Bu ayet, eş hayatta ve eşlik niteliği devam ederken aynı anda onun kız kardeşi ile evlenmenin haram olduğunu açık olarak bildirmektedir. Evlenilmek istenilen kadınlardan her birisi erkek olarak varsayıldığında diğeri ile evlenmesi yasak ise onların ikisini bir nikah altında birleştirmek de yasaktır.
Fakat yalnızca birisi erkek farz edildiğinde evlenmeleri yasak olup, diğeri erkek farz edildiğinde yasak değilse, ikisi bir nikahta birleştirilebilir. Mesela kızlar ile onların üvey anneleri gibi. Bunlardan kızlar erkek sayılsa üvey anneleriyle evlenemezler; fakat üvey anneleri erkek farzedilseydi bu durumda önceden kızlar ile evlenebileceklerinden, bir nikahta cem edilmeleri de mümkündür.

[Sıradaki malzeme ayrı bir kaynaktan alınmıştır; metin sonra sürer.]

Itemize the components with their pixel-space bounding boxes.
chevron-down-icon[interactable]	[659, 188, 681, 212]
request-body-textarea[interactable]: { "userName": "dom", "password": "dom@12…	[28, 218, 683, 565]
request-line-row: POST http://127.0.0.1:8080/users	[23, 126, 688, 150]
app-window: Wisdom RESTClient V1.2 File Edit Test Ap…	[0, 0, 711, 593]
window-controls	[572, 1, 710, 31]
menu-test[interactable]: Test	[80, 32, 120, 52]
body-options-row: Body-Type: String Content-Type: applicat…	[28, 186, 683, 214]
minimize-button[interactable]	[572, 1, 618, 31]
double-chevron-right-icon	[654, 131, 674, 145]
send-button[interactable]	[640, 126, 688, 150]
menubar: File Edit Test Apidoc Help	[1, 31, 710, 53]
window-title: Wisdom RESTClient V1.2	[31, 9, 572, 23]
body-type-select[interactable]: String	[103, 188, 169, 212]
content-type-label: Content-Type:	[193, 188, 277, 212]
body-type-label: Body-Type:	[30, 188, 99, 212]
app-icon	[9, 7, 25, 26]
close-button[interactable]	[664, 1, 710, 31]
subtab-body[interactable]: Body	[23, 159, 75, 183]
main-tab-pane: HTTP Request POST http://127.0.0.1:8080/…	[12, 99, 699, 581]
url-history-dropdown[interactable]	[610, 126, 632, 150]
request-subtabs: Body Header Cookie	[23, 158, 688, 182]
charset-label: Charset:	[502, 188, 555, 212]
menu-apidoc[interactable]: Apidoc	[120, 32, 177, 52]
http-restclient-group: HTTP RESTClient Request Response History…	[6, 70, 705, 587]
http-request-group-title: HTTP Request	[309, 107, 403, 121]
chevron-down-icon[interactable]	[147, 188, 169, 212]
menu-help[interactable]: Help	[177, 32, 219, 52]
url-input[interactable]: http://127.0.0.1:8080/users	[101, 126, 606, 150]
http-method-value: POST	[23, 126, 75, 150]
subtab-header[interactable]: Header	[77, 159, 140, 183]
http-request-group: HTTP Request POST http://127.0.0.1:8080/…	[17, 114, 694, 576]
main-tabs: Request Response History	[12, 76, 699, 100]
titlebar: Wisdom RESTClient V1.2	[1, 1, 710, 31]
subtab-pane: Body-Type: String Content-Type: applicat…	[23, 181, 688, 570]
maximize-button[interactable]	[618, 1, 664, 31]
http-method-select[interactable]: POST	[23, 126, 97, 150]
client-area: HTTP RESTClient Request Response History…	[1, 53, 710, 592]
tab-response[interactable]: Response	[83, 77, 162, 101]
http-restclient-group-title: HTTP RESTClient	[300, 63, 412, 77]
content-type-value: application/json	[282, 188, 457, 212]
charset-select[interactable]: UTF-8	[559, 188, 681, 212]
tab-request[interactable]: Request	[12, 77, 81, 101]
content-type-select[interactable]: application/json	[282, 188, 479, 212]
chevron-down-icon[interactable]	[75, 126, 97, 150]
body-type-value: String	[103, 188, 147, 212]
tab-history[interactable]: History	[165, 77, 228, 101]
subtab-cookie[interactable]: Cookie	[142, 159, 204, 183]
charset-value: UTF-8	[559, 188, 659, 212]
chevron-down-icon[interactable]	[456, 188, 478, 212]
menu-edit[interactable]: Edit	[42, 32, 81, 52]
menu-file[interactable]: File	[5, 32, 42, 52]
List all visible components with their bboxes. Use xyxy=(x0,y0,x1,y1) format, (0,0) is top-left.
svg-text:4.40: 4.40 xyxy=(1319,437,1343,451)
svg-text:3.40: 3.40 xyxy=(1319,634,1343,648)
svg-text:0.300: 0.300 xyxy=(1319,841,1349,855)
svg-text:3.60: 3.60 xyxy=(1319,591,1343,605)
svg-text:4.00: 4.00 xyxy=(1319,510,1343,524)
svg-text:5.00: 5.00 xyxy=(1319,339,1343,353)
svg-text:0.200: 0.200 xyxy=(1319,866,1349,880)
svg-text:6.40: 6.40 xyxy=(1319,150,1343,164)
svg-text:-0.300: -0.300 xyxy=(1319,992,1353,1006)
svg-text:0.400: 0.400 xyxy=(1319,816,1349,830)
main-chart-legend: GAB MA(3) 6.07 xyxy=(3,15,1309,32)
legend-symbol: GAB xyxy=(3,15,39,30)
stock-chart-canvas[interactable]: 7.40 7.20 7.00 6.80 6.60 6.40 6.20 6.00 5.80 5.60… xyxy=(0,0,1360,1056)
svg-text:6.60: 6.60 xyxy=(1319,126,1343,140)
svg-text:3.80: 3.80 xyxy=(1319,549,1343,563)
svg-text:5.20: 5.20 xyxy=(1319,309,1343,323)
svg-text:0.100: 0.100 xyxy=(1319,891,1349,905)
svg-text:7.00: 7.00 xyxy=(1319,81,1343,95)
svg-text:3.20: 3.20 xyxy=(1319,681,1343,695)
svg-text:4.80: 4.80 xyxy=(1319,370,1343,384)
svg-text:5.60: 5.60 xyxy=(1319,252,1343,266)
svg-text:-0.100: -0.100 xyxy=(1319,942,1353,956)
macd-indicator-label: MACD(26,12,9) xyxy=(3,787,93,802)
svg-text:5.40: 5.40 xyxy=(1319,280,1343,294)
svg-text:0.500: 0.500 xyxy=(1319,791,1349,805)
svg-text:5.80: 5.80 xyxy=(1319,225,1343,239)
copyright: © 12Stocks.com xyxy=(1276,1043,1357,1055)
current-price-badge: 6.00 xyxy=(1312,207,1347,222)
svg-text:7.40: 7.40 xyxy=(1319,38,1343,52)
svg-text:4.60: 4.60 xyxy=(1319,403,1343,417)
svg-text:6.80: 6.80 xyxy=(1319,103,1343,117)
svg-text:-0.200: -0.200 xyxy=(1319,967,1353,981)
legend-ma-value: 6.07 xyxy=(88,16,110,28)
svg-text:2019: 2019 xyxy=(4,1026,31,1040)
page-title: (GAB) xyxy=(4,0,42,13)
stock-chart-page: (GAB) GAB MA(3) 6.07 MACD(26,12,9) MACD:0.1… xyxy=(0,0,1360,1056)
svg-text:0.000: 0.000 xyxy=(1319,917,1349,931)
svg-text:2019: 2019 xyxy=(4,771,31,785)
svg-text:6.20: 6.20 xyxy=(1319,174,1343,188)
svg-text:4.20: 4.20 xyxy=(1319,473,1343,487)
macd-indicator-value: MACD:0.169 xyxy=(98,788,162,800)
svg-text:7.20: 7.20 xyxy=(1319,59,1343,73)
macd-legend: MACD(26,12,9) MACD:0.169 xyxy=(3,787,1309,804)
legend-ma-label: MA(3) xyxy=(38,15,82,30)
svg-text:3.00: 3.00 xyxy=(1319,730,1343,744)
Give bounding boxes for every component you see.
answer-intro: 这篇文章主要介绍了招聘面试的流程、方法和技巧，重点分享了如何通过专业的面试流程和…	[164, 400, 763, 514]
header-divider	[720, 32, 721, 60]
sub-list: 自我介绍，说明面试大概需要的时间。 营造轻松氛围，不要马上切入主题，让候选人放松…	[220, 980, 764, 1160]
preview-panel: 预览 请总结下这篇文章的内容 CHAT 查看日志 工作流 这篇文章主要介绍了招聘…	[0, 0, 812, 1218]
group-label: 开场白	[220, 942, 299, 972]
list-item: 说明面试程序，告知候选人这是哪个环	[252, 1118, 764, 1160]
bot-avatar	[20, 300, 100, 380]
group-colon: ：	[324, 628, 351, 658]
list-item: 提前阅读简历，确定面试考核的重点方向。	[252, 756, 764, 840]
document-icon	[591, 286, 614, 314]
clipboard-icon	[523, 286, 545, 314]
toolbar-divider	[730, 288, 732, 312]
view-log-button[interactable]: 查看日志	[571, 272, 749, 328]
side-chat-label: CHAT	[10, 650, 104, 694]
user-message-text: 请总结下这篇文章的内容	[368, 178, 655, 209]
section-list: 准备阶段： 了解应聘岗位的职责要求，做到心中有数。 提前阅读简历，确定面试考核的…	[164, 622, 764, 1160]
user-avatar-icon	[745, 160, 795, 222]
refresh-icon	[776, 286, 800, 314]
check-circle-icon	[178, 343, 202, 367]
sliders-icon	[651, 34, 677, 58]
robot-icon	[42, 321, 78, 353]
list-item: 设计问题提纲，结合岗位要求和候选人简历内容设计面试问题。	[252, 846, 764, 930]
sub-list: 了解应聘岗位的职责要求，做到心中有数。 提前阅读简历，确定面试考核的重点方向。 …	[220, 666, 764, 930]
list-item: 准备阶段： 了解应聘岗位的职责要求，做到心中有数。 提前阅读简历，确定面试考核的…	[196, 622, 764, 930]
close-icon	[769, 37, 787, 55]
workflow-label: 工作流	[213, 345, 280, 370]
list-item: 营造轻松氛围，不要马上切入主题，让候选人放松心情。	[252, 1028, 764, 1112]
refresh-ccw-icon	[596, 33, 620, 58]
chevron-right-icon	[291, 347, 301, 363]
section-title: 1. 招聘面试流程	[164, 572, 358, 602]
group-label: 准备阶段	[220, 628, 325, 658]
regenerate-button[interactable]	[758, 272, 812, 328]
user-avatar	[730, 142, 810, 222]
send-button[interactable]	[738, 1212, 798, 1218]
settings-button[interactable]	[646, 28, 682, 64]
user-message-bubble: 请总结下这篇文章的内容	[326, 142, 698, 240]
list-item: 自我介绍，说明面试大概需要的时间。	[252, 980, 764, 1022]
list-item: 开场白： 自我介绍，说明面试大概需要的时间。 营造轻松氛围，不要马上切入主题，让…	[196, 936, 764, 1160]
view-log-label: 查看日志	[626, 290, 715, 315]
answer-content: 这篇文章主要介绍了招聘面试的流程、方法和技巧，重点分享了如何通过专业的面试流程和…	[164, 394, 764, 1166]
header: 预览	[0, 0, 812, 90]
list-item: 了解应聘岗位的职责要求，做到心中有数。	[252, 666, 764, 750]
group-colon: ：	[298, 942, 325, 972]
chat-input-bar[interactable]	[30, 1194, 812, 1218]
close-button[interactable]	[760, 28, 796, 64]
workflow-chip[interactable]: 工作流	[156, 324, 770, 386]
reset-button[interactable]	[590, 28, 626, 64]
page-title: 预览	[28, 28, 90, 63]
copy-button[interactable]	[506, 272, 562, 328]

Gelinler ile kayınvâlideleri de böyledir (Serahsî, el-Mebsût, 5/137; İbn Kudâme, el-Muğnî, 7/88; Şirbînî, Muğni’l-Muhtâc, 4/295).
Resmi nikâh dinen de geçerli midir?
İslama göre nikâh, evlenme ehliyetine sahip ve aralarında evlenmelerine dinî açıdan bir engel bulunmayan kadın ile erkeğin (veya vekillerinin) şahitler huzurunda “seni aldım, sana vardım, nikahladım ve zevceliğe kabul ettim. ” gibi sözlerle, birbirleriyle evlenmeleri konusunda karşılıklı rızalarını ifade etmelerinden (îcap ve kabulden) ibarettir (İbn Nüceym, el-Bahru’r-râik III, 82 vd. ). Bu nikâh akdinin gizli değil, evlenecek olanların kendi aileleri ve yakın çevrelerinin bilgisi dâhilinde icra edilmesi gerekir. Bütün şartların yerine getirilmesi neticesinde icra edilen bu şekildeki bir resmi nikâh, dinen de muteberdir.
Resmi nikâhtan sonra evlenecek kişiler, isterlerse evlerinde veya münasip bir yerde istedikleri kişilere Kur’an-ı Kerim’den bir bölüm okutup dua ettirip nikah kıydırabilirler. Ancak günümüzde resmi nikah olmadan dinî nikah yapılması, hem kanunen suç ve hem de kadının ve çocukların hukuklarının korunması açısından uygun değildir. Nitekim Osmanlı Aile Hukuku kararnamesinde de şehrin kadısına kayıt yaptırılması şart koşulmuş ve nikahın tescili üzerinde ısrarla durulmuştur.